# na wypasie



## Jagorr

_tosty na wypasie / awesome toasts_
reads a restaurant menu article in Katowice.

So I see that _na wypasie _means _awesome, _or _odnosi się do bogactwa, prestiżu, czegoś ekskluzywnego,_ as a certain web thesaurus says.
Is it a common phrase? 
What is its origin?


----------



## zaffy

There's a colloquial phrase "Full wypas/pełny wypas", meaning having all possible extras, features, bells and whistles, etc.
We often use it referring to cars. "Kupił furę na pełnym wypasie." = He bought a fully-loaded car.

You can also use it referring to a luxury hotel.
A: Jak tam hotel?
B: Super. Full wypas.


So if a I saw "tost na wypasie" or "gofr na wypasie" in a restaurant menu, I would imagine it having all possible extras/toppings.


----------



## elroy

In English we could say “with all the works” in this context. 



Jagorr said:


> a restaurant menu article


item


----------



## zaffy

elroy said:


> In English we could say “with all the works” in this context.


Somehting like this?
"I bought a waffle with all the works."


----------



## Henares

According to this recording ”full wypas“ is derived from “full wypos.”. It’s an abbreviation of “full (i.e. w pełni) wyposażone” meaning “fully equipped” and it was used in ads in newspapers to save space. ”Wypos.” sounds similar to „wypas” so people started to confuse them. 

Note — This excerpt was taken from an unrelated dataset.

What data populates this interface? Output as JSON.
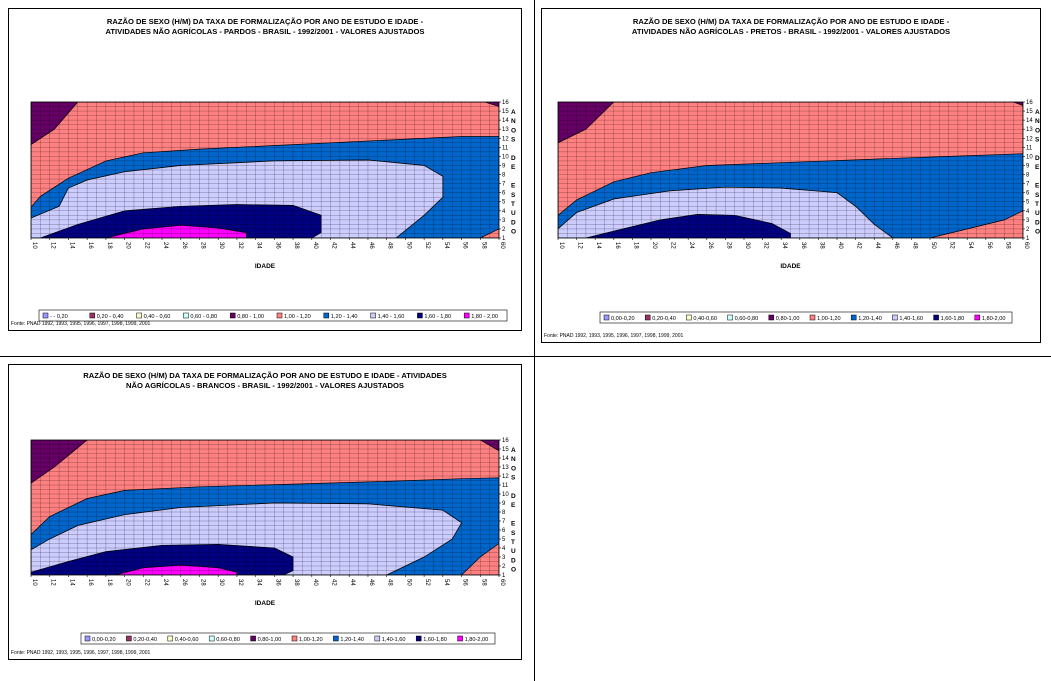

Język Giętki - wypasiony - Audycje Kulturalne


----------



## grassy

Jagorr said:


> Is it a common phrase?


Yes, it is.


----------



## Ben Jamin

grassy said:


> Yes, it is.


Deplorably used in formal texts like a menu. I would shun such a restaurant as not a serious establishment.


----------



## Jagorr

Ben Jamin said:


> Deplorably used


Do you mean that it is overused?


----------



## Ben Jamin

Jagorr said:


> Do you mean that it is overused?


This is a very colloquial, even somewhat vulgar, expression, so it does not fit ln formal, written communication.


----------



## grassy

Ben Jamin said:


> somewhat vulgar


I agree if by _vulgar _you mean _unrefined_ rather than _rude_.


----------



## Ben Jamin

grassy said:


> I agree if by _vulgar _you mean _unrefined_ rather than _rude_.


That's what I meant.


----------